The Canadian Active Neutron Spectrometer is being designed as a compact, autonomous instrument capable of continuously measuring neutron radiation levels in space. Its goal is to provide detailed data about both the intensity and energy spectrum of neutron particles encountered aboard the ISS.
In a statement announcing the contract, Industry Minister Mélanie Joly said the new technology will give researchers “practical data to help protect astronauts from harmful radiation.” That data could inform future spacecraft design, improve shielding strategies, and help mission planners better understand how radiation exposure accumulates over time.
The contract builds on earlier work by BTI. The company previously received a $505,000 Phase A CSA contract to develop a prototype of CANS. It has also collaborated with the CSA on radiation experiments, including providing “bubble monitors” — specialized radiation-detecting tubes — for the Radi-N2 experiment aboard the ISS. Canadian astronaut Chris Hadfield was among those involved in earlier radiation research efforts during his time in orbit.
Why It Matters Now
The timing of this development is significant. Space exploration is entering a new era, with longer-duration missions planned beyond low Earth orbit. While the ISS still benefits from partial protection provided by Earth’s magnetosphere, future missions to the Moon and Mars will expose astronauts to even higher radiation levels for extended periods.

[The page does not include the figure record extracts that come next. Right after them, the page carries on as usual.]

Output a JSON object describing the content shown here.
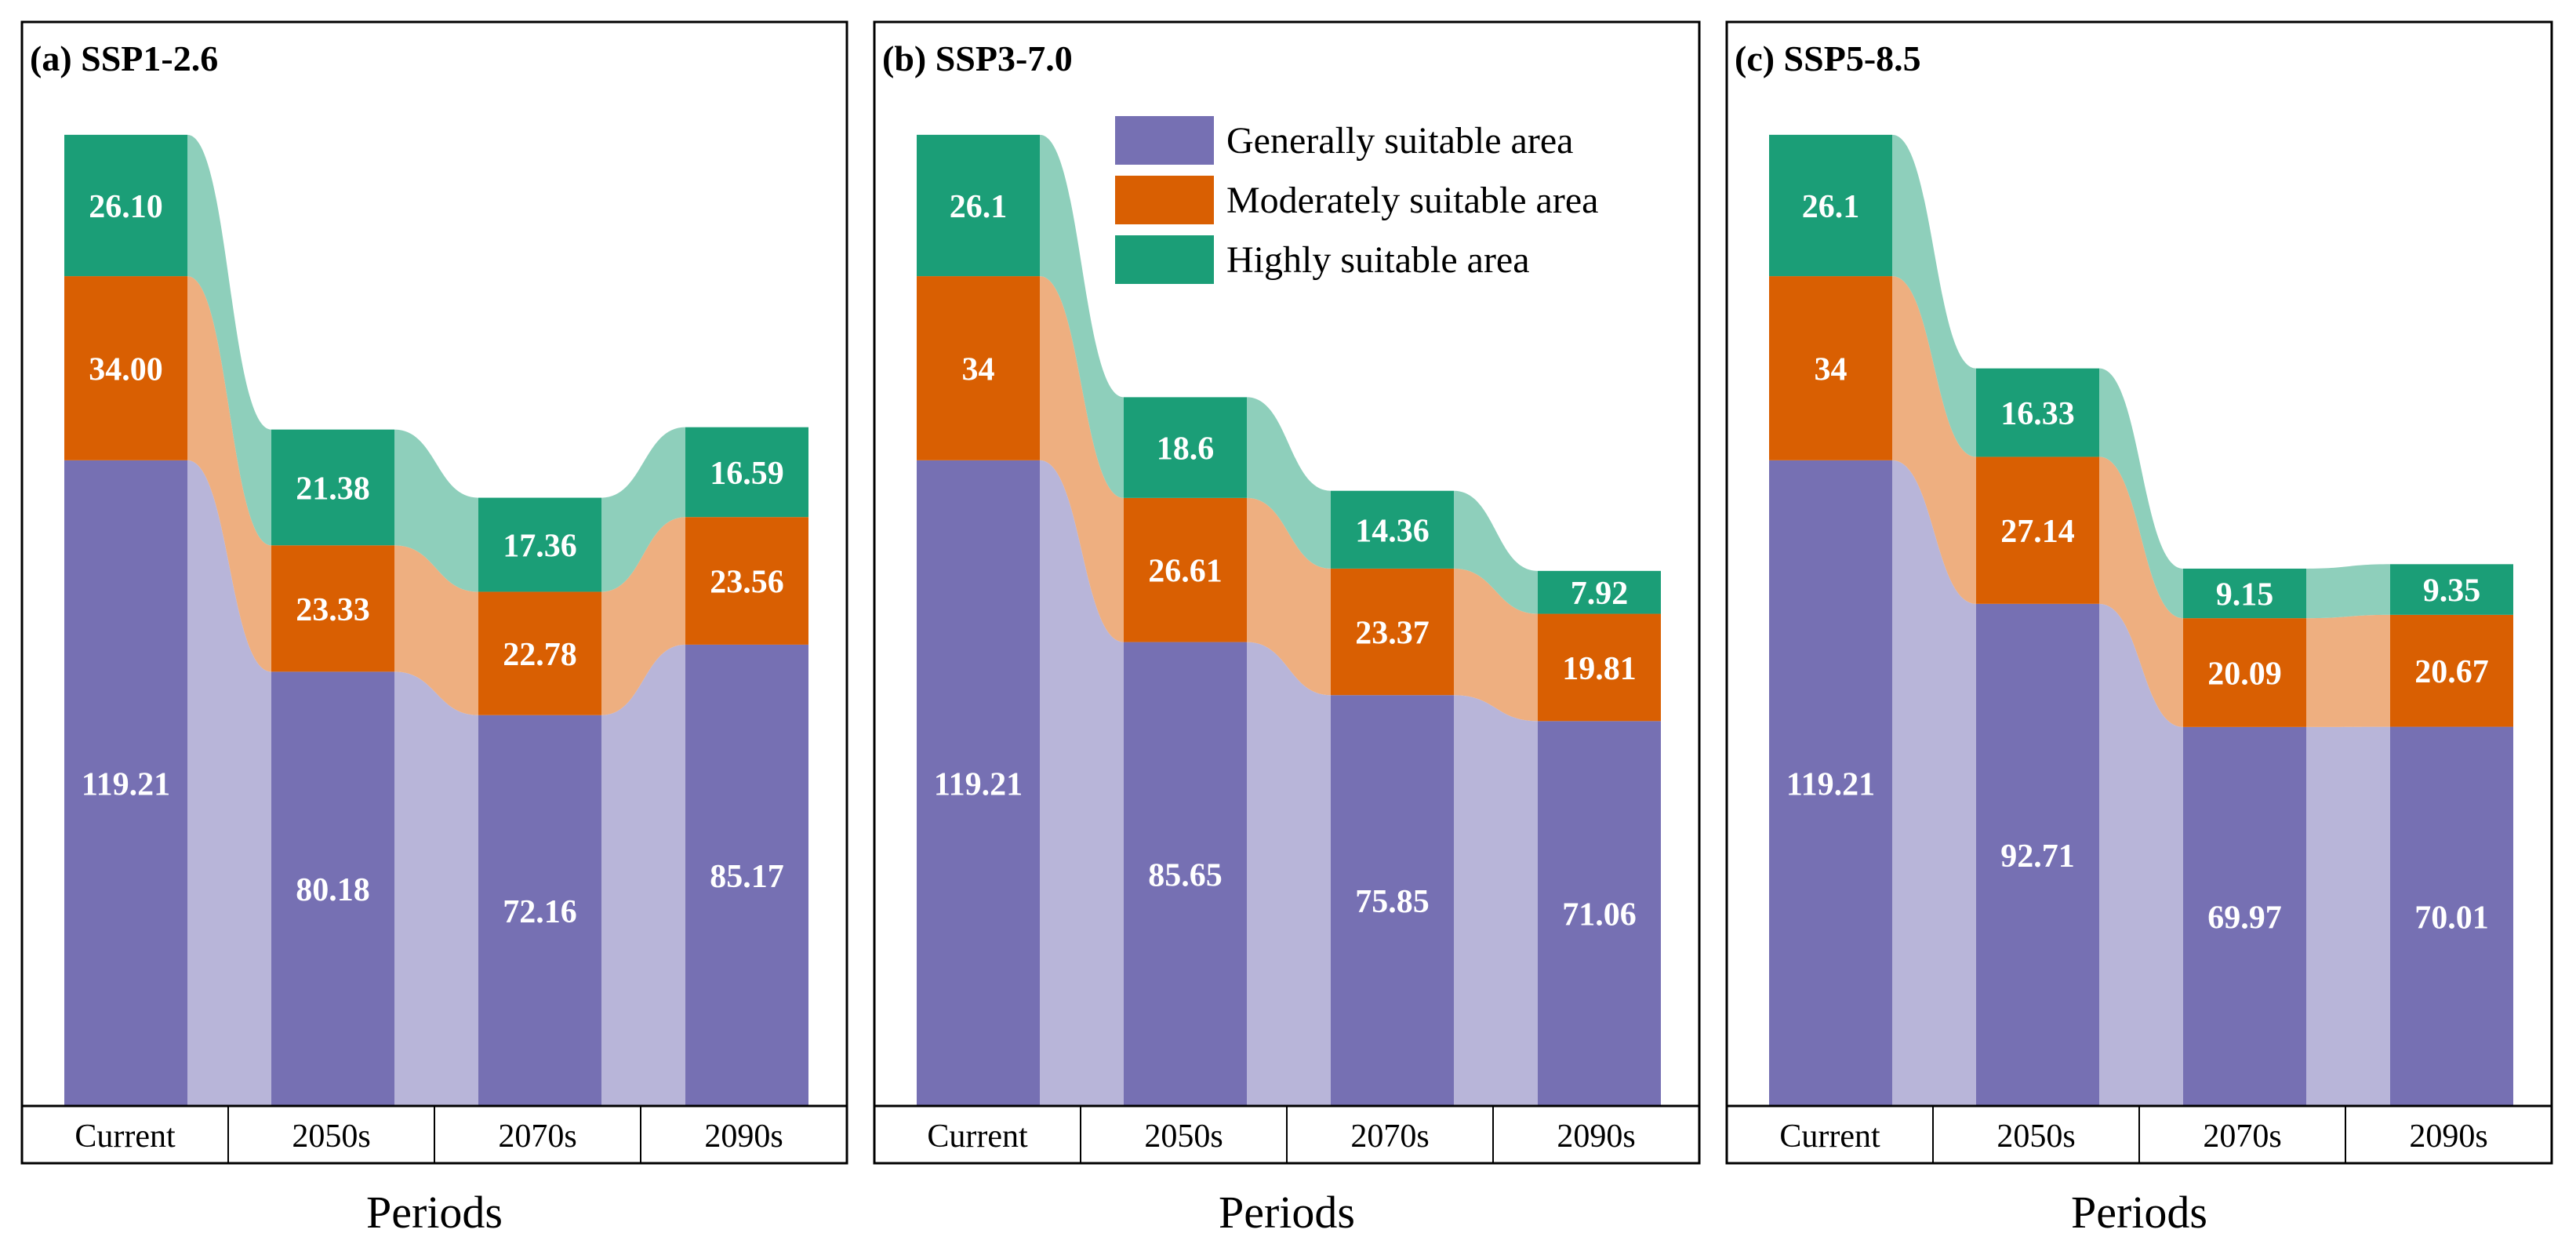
{
  "chart_data": [
    {
      "type": "bar",
      "title": "(a) SSP1-2.6",
      "xlabel": "Periods",
      "categories": [
        "Current",
        "2050s",
        "2070s",
        "2090s"
      ],
      "series": [
        {
          "name": "Generally suitable area",
          "values": [
            119.21,
            80.18,
            72.16,
            85.17
          ],
          "labels": [
            "119.21",
            "80.18",
            "72.16",
            "85.17"
          ]
        },
        {
          "name": "Moderately suitable area",
          "values": [
            34.0,
            23.33,
            22.78,
            23.56
          ],
          "labels": [
            "34.00",
            "23.33",
            "22.78",
            "23.56"
          ]
        },
        {
          "name": "Highly suitable area",
          "values": [
            26.1,
            21.38,
            17.36,
            16.59
          ],
          "labels": [
            "26.10",
            "21.38",
            "17.36",
            "16.59"
          ]
        }
      ],
      "ylim": [
        0,
        200
      ]
    },
    {
      "type": "bar",
      "title": "(b) SSP3-7.0",
      "xlabel": "Periods",
      "categories": [
        "Current",
        "2050s",
        "2070s",
        "2090s"
      ],
      "series": [
        {
          "name": "Generally suitable area",
          "values": [
            119.21,
            85.65,
            75.85,
            71.06
          ],
          "labels": [
            "119.21",
            "85.65",
            "75.85",
            "71.06"
          ]
        },
        {
          "name": "Moderately suitable area",
          "values": [
            34,
            26.61,
            23.37,
            19.81
          ],
          "labels": [
            "34",
            "26.61",
            "23.37",
            "19.81"
          ]
        },
        {
          "name": "Highly suitable area",
          "values": [
            26.1,
            18.6,
            14.36,
            7.92
          ],
          "labels": [
            "26.1",
            "18.6",
            "14.36",
            "7.92"
          ]
        }
      ],
      "ylim": [
        0,
        200
      ],
      "legend_position": "top-right"
    },
    {
      "type": "bar",
      "title": "(c) SSP5-8.5",
      "xlabel": "Periods",
      "categories": [
        "Current",
        "2050s",
        "2070s",
        "2090s"
      ],
      "series": [
        {
          "name": "Generally suitable area",
          "values": [
            119.21,
            92.71,
            69.97,
            70.01
          ],
          "labels": [
            "119.21",
            "92.71",
            "69.97",
            "70.01"
          ]
        },
        {
          "name": "Moderately suitable area",
          "values": [
            34,
            27.14,
            20.09,
            20.67
          ],
          "labels": [
            "34",
            "27.14",
            "20.09",
            "20.67"
          ]
        },
        {
          "name": "Highly suitable area",
          "values": [
            26.1,
            16.33,
            9.15,
            9.35
          ],
          "labels": [
            "26.1",
            "16.33",
            "9.15",
            "9.35"
          ]
        }
      ],
      "ylim": [
        0,
        200
      ]
    }
  ],
  "legend": {
    "items": [
      {
        "label": "Generally suitable area",
        "color": "#7670b3"
      },
      {
        "label": "Moderately suitable area",
        "color": "#d95f02"
      },
      {
        "label": "Highly suitable area",
        "color": "#1b9e77"
      }
    ]
  },
  "colors": {
    "generally": "#7670b3",
    "moderately": "#d95f02",
    "highly": "#1b9e77",
    "generally_flow": "#b8b5d9",
    "moderately_flow": "#eeaf80",
    "highly_flow": "#8ecfbb"
  }
}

Understanding exactly how neutron radiation behaves inside spacecraft — and how much of it astronauts absorb — is essential for reducing long-term health risks. Without accurate measurement tools, designing effective shielding becomes a matter of estimation rather than precision science.

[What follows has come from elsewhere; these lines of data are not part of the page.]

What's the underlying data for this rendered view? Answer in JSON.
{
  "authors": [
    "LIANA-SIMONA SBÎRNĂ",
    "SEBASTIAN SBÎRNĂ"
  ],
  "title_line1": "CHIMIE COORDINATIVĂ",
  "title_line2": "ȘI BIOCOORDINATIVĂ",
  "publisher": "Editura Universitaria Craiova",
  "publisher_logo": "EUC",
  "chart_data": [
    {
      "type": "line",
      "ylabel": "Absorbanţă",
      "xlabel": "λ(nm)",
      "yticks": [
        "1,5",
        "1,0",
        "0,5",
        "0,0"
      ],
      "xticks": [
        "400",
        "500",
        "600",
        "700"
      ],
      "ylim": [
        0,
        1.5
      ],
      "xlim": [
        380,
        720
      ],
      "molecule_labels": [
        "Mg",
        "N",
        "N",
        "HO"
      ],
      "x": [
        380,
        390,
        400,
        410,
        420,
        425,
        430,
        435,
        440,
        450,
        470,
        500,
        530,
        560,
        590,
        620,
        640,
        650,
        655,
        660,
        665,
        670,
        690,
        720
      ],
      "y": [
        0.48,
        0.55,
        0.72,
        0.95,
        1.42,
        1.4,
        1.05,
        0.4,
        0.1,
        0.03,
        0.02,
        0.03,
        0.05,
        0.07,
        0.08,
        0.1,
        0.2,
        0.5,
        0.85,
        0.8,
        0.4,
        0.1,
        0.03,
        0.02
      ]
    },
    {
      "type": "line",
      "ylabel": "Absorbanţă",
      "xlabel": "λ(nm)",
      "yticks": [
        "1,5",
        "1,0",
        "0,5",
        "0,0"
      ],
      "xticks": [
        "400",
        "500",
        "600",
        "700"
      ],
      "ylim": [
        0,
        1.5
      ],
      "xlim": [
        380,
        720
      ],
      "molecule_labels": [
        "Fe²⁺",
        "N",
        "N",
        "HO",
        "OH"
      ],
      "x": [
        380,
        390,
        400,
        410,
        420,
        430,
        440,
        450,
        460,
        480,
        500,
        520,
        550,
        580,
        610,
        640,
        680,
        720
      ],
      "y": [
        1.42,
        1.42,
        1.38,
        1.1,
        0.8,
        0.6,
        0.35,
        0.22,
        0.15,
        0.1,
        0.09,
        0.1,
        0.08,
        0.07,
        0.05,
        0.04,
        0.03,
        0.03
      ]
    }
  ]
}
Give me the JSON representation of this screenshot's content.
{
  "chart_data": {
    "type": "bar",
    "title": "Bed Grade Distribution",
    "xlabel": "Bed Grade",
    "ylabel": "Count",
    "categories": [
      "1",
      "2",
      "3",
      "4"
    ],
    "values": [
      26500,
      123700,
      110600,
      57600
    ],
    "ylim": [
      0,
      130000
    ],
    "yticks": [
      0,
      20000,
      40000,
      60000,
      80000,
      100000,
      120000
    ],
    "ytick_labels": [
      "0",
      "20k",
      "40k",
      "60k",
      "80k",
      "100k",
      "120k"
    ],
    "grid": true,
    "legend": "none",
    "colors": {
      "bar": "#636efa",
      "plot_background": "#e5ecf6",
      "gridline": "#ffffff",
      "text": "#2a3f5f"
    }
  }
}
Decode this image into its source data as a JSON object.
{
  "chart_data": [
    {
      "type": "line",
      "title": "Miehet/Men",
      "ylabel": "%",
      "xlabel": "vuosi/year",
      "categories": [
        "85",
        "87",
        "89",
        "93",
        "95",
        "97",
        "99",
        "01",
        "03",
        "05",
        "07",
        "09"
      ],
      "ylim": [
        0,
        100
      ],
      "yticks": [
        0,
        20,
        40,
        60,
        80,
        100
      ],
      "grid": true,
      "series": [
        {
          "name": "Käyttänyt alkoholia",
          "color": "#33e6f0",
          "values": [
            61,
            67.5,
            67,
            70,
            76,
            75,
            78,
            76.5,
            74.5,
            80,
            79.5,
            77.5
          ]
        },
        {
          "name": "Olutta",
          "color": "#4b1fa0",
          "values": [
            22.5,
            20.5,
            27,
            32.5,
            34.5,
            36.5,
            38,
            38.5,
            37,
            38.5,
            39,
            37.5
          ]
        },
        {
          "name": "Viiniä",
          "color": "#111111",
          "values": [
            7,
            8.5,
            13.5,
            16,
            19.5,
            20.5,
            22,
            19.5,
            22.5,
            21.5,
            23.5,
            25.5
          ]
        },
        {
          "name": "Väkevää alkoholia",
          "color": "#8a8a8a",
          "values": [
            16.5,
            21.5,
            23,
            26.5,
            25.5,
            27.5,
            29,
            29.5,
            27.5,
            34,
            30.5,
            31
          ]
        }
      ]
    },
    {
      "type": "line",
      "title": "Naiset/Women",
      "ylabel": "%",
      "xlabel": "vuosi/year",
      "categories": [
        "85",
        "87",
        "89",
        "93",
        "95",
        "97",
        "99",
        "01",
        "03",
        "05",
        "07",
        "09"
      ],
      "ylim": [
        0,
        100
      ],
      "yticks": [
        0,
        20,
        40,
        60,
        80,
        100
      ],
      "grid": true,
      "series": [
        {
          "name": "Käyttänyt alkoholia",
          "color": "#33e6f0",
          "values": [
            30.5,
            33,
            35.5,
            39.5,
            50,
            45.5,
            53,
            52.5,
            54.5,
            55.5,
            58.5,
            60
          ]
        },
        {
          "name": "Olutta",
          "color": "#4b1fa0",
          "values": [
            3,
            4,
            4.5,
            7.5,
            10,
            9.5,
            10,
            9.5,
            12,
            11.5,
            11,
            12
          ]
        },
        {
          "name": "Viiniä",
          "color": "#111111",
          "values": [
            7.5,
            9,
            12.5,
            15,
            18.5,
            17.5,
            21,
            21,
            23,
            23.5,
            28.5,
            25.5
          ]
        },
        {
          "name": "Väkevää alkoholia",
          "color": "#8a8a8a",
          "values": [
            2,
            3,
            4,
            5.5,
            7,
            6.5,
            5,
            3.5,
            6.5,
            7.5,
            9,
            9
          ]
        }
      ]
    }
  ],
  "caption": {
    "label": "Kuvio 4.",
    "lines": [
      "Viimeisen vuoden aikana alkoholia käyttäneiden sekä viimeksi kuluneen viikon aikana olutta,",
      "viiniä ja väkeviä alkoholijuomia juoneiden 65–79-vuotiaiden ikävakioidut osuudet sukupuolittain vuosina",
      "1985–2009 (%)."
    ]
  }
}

CANS aims to close that knowledge gap. By gathering high-quality neutron radiation data in orbit, scientists can refine risk models and improve safety protocols. The findings may influence everything from spacecraft construction materials to crew rotation schedules and mission durations.
Benefits Beyond Space
While its immediate purpose is astronaut protection, the implications of CANS extend far beyond orbit. Radiation monitoring is also critical in industries such as nuclear energy, medical imaging, cancer treatment, and national security.

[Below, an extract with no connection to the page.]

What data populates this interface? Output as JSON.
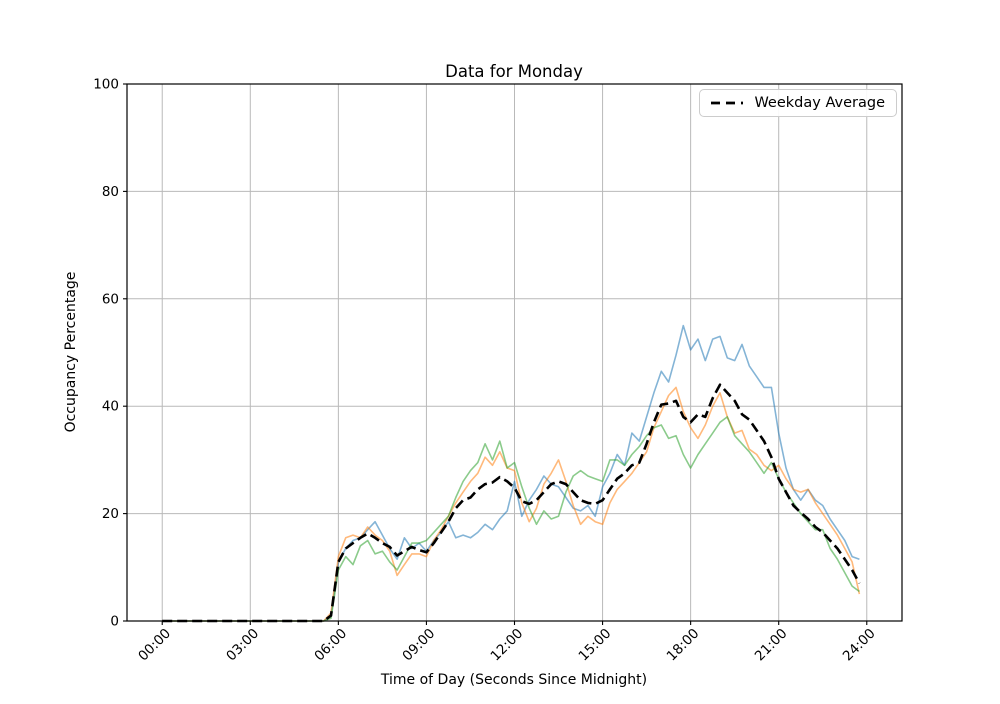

BTI, founded in 1988 in Ontario’s Ottawa Valley, specializes in radiation detection hardware and software for defence and aerospace applications. Among its flagship products is FlexSpec, a neutron radiation sensor kit that can be integrated into vehicles, marine vessels, aircraft, and portable systems. The company also manufactures handheld devices like the RadCompass, used by first responders and military personnel to detect radiological threats.
Advancements made in developing CANS could potentially feed back into these terrestrial applications, improving the sensitivity and portability of neutron detection systems used on Earth.
A Canadian Contribution to Global Exploration
Canada has long played a role in international space collaboration, from robotics to astronaut missions. By investing in neutron radiation monitoring technology, the CSA is positioning Canada as a contributor to one of the most pressing safety challenges in deep space exploration.
As missions grow longer and venture farther from Earth, radiation protection will be as critical as propulsion or life support systems. Astronaut health is not only a matter of immediate survival but also long-term well-being after returning home.
Could this Canadian innovation be the key to unlocking safer deep-space travel? It may not eliminate radiation risks entirely — no current technology can — but it promises something just as important: clarity. By precisely measuring neutron exposure in orbit, CANS could provide the actionable data needed to design smarter spacecraft and better protect the people who dare to leave Earth behind.
In the race to explore the Moon and beyond, understanding the invisible hazards of space may prove just as vital as building the rockets that carry astronauts there. And thanks to Canadian ingenuity, the path forward may soon be illuminated — particle by particle.